Sit and watch your horse in the pasture and notice how active his ears are - they flicker, swivel and turn with the slightest of sounds. Since horses first evolved from the Hyracotherium over 55 million years ago, they have been listening for the snap of a twig or a rustle in the underbrush. That noise often meant something hungry was nearby. Instinct has hard-wired into them the necessity of using all of their senses to make sure they are not next on some carnivores dinner menu.
Not only do our horses have big funnel-like exterior ears to capture and direct every sound, they also have a far greater range of hearing than we do.
Horses can hear moderately low to very high frequency sound, in the range of 14 Hz to 25 kHz, as compared to our measly range of 20 Hz to 20 kHz).
Horses ability to pick up ultrasonic sounds, while not quite as well as a bat, is infinitely better than ours.
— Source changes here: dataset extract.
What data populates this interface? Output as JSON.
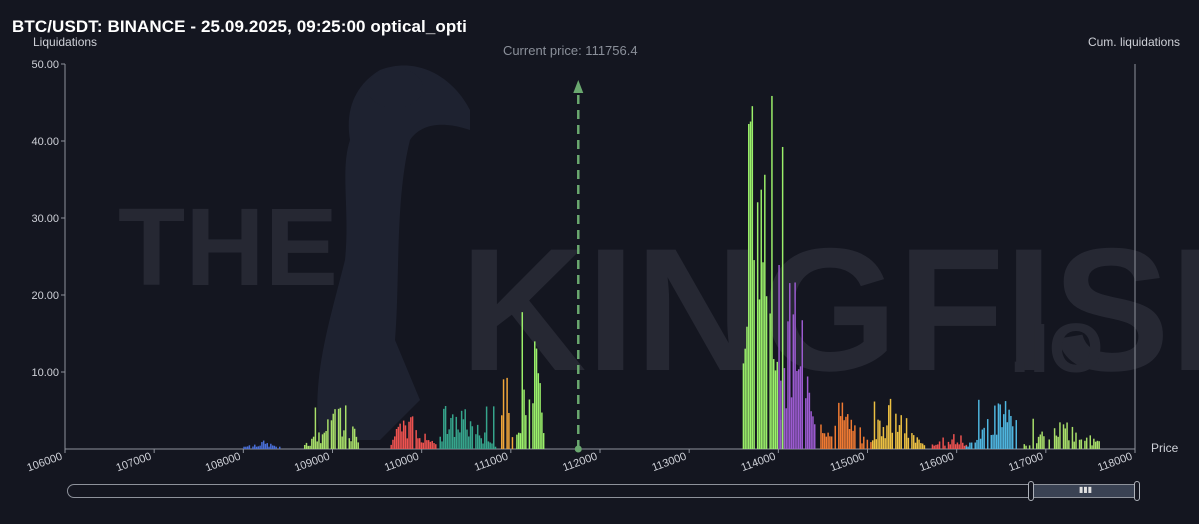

They will pick up the high-pitched squeal of a squeaky fan belt on your cousin's truck from miles away.
They are also able to capture the low frequency sounds, below our range. Research has shown that many sounds are transmitted to horses while they graze. They literally pick up vibrations via the bones of their jaw and the sounds travel up to their ears.
Now, let's talk about those swiveling ears. Just like old school satellite dishes, horses ears spin and twirl to capture sounds. They have an amazing 180 degree turn radius on those ears! Your horse will point his ears toward the sound he is focused on, even if his head is pointed another direction. The additional muscles that point and rotate equine ears allow this fine-tuning.
More than once I have tried to explain to my husband that women are hard-wired to be more aware of their surroundings and often more wary than men are. That we instinctively look under our vehicle as we enter the parking and hold our handbags close when walking down a dark street. He looks at me with puzzlement, as a burly big guy, he just doesn't get that.
Our horses have that same protective, awareness instinct times 1000. Of course, it is maddening when we are ambling along, enjoying a spring afternoon trail ride and your horse tenses, spins and bolts when he hears a twig snap. That is literally millions of years of keeping alive instincts kicking in.
Of course, some horses are wound a bit tighter than others (just like us). But if you learn your horse's reaction tolerance levels, it can make for a lot smoother trail ride!